I am trimming my 38Gallon CO2 tank today and it is overgrown with Syngonanthus Belem. I will have several stems of Belem available along with 2 or 3 nice healthy stems of some type of Alternathera and a stem or 2 of Limno Aromatica and Polygonum sp. 'Kawagoeanum' or 'Sao Paulo', I'm not sure which it is.

From my non CO2 tanks, I have some Hygro Angustafolia, Limno Aromatica, Ludwigia Repens Narrow Leaf and a small amount of Anubias.

I have 8 planted tanks I will be trimming today so PM me if you would like any of these plants

Also have about 7 or 8 young Albino Corys I have raised that I would trade so make an offer.


----------



## CrownMan (Sep 12, 2005)

Plants are spoken for.

Thanks,


----------



## StephB (Nov 13, 2009)

Thanks so much, Mike, for all the plants and spending the time to talk to me about all your gorgeous tanks! I was reading up on that Belem and am wondering if we'll be able to keep it going. I know you had it in your CO2 tank. I've read it does not like hard water and might be fussy about substrate.

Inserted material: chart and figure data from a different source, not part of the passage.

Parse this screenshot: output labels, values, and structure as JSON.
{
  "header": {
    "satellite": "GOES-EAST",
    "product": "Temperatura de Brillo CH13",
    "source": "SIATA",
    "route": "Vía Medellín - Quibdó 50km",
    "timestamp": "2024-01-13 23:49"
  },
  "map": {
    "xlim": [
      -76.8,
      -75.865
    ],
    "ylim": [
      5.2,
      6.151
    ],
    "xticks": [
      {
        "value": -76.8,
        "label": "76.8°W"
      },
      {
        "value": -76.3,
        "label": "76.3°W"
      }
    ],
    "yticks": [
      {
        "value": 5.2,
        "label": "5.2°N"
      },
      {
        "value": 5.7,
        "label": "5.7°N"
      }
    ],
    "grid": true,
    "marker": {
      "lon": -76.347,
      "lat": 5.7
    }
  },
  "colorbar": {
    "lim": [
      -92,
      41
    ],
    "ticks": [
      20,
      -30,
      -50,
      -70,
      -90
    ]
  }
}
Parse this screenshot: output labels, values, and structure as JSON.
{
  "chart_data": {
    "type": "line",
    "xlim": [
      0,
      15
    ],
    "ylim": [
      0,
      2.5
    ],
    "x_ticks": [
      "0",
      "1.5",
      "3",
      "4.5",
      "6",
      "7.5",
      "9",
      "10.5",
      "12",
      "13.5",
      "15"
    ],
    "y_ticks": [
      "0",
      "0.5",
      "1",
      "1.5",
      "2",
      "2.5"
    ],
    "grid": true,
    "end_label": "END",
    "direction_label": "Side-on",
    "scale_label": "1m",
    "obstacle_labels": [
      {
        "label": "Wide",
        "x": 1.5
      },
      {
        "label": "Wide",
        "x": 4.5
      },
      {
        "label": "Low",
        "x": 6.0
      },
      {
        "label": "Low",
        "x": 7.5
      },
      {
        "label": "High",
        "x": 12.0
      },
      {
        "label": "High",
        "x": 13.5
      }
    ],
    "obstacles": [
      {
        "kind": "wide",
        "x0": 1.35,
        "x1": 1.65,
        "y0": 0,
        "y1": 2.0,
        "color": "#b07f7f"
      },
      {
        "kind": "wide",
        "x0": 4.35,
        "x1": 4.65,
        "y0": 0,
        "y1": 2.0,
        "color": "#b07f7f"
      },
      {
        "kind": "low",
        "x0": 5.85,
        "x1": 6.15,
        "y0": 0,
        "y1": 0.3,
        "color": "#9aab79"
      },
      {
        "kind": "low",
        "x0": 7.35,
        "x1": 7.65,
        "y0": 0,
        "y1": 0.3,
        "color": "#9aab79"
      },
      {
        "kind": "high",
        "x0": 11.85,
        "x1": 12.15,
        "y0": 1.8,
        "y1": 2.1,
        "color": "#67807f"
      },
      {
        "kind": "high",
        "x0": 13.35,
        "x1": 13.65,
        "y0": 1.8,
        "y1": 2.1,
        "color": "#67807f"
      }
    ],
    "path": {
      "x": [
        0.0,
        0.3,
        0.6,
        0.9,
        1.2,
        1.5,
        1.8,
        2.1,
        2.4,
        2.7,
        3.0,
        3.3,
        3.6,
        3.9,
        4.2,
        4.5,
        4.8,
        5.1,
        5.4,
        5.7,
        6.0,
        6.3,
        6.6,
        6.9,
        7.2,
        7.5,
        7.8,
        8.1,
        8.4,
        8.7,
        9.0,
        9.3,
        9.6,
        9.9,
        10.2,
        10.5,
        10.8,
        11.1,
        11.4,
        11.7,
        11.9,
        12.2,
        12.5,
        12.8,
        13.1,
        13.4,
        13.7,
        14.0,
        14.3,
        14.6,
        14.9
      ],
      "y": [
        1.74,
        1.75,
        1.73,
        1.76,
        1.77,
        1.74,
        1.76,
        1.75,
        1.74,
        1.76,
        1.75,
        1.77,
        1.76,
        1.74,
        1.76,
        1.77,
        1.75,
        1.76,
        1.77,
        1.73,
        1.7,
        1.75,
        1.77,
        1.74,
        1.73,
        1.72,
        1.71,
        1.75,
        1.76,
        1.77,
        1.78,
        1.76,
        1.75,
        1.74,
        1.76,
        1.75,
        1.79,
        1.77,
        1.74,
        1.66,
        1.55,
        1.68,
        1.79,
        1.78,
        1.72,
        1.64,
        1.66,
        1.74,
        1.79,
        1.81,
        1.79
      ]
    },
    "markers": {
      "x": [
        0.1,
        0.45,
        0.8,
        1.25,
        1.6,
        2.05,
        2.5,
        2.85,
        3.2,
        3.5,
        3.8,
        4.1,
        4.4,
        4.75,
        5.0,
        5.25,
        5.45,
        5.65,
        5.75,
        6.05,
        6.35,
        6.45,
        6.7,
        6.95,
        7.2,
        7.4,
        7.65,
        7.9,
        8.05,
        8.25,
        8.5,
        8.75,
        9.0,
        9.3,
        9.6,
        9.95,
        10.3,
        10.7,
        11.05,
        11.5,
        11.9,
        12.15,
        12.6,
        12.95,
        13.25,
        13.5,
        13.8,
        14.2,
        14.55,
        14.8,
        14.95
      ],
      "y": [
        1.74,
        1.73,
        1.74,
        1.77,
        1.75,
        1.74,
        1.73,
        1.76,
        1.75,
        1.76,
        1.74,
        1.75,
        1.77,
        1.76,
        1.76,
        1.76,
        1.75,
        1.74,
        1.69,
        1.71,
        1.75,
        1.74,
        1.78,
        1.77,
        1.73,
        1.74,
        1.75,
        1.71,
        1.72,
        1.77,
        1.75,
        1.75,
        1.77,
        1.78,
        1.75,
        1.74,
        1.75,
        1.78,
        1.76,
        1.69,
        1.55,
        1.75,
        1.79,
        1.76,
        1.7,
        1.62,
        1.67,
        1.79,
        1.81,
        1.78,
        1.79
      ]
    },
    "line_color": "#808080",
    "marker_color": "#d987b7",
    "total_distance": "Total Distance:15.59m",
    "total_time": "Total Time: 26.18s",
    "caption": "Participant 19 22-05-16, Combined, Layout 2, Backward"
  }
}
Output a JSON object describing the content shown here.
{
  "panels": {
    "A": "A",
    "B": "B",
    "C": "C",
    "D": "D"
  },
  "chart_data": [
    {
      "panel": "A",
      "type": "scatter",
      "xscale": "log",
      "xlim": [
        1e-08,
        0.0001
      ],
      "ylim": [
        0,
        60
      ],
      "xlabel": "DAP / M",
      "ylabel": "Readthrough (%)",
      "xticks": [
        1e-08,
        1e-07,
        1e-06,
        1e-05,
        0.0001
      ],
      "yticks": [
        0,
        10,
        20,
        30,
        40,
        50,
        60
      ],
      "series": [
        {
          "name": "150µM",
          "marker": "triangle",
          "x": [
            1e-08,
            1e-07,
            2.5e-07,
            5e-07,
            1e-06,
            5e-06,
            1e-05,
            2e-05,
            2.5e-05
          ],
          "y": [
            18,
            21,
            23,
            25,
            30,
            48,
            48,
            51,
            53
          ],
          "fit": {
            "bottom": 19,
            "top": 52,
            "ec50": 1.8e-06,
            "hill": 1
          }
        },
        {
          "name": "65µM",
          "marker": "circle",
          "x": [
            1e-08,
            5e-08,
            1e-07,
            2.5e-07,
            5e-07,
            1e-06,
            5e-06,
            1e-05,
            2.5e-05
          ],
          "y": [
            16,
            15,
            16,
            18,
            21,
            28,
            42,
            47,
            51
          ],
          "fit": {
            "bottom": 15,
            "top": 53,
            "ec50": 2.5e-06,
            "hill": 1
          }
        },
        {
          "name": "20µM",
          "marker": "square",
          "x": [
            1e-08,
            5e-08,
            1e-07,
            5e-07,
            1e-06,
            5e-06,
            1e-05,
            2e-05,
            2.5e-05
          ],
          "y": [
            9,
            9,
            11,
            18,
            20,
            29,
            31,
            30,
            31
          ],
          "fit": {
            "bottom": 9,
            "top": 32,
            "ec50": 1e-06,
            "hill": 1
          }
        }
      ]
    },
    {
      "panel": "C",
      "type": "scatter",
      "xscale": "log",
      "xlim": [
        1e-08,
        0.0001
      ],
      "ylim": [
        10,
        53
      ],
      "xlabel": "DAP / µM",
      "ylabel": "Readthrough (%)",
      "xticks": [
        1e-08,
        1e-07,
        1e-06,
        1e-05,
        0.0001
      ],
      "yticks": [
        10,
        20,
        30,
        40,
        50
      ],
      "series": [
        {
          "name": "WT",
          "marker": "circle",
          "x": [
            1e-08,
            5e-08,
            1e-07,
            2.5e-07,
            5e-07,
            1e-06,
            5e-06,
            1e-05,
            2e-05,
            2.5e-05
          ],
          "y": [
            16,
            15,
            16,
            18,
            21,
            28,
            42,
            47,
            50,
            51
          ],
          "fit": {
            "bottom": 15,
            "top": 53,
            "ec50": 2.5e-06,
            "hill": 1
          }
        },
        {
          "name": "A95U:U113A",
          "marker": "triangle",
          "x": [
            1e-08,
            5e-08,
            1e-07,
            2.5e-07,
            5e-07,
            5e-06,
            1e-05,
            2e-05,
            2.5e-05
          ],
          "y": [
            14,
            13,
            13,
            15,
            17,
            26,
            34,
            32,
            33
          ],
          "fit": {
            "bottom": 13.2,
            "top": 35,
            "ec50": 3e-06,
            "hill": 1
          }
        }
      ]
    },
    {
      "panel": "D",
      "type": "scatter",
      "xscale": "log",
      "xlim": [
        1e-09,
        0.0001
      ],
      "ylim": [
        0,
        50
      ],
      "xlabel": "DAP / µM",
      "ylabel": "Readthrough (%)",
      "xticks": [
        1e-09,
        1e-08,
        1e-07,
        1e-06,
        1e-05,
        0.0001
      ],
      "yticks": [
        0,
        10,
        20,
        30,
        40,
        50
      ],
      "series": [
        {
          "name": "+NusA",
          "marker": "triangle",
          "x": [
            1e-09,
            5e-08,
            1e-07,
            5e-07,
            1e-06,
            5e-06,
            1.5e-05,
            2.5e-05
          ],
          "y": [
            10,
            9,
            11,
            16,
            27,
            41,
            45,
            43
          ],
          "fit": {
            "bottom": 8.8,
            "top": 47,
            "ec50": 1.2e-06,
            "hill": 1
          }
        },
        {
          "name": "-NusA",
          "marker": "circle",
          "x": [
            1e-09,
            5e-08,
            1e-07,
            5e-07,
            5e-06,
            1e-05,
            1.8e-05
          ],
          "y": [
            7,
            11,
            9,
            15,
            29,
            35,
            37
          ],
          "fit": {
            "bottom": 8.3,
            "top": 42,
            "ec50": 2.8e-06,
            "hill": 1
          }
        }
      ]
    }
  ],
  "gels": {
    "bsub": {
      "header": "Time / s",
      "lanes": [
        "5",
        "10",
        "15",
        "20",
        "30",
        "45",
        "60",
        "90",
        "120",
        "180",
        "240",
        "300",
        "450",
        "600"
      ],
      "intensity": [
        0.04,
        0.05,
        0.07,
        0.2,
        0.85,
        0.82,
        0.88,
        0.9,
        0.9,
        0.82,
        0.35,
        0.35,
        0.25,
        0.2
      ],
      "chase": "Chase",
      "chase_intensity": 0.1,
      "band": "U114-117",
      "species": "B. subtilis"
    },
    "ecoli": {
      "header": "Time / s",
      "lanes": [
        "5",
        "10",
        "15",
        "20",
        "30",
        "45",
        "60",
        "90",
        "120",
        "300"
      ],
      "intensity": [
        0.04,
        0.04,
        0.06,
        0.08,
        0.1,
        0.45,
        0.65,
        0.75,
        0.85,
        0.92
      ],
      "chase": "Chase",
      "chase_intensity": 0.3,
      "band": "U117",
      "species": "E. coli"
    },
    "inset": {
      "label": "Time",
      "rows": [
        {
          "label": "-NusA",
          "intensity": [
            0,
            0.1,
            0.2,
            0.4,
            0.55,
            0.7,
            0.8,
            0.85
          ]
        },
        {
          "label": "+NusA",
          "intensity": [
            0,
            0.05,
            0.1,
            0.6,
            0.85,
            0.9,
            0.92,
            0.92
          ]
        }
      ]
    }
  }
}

We are using tap water and gravel substrate with laterite (and DIY CO2) in the tank we will be planting it in. Are you doing anything special with your water? Or is it already used to our local water? Thanks again!


----------



## CrownMan (Sep 12, 2005)

You're welcome Steph.

No, I'm just using tap water but the water here in Arlington is medium, I guess. My general hardness runs about 120ppm and the carbonate hardness is about 80ppm. 

I am using ADA amazonia for the substrate, but I believe Belem gets most of its nutrients from the water as most stem plants do, not the substrate. I dose to Tom Barr's estimative index and do 50% water change weekly but I do add 1/2 tsp of Seachem Equilibrium with each water change in my 38 Gallon tank.

If it gets enough NPK, traces, extra iron (I use Seachem Iron and Flourish 3x week) and light, it should do fine as long as the CO2 is going good. With my water conditions, I keep the pH at 6.6. I can grow a pretty good forrest of it in 4 to 6 weeks.

Good luck and let me know how they do.


----------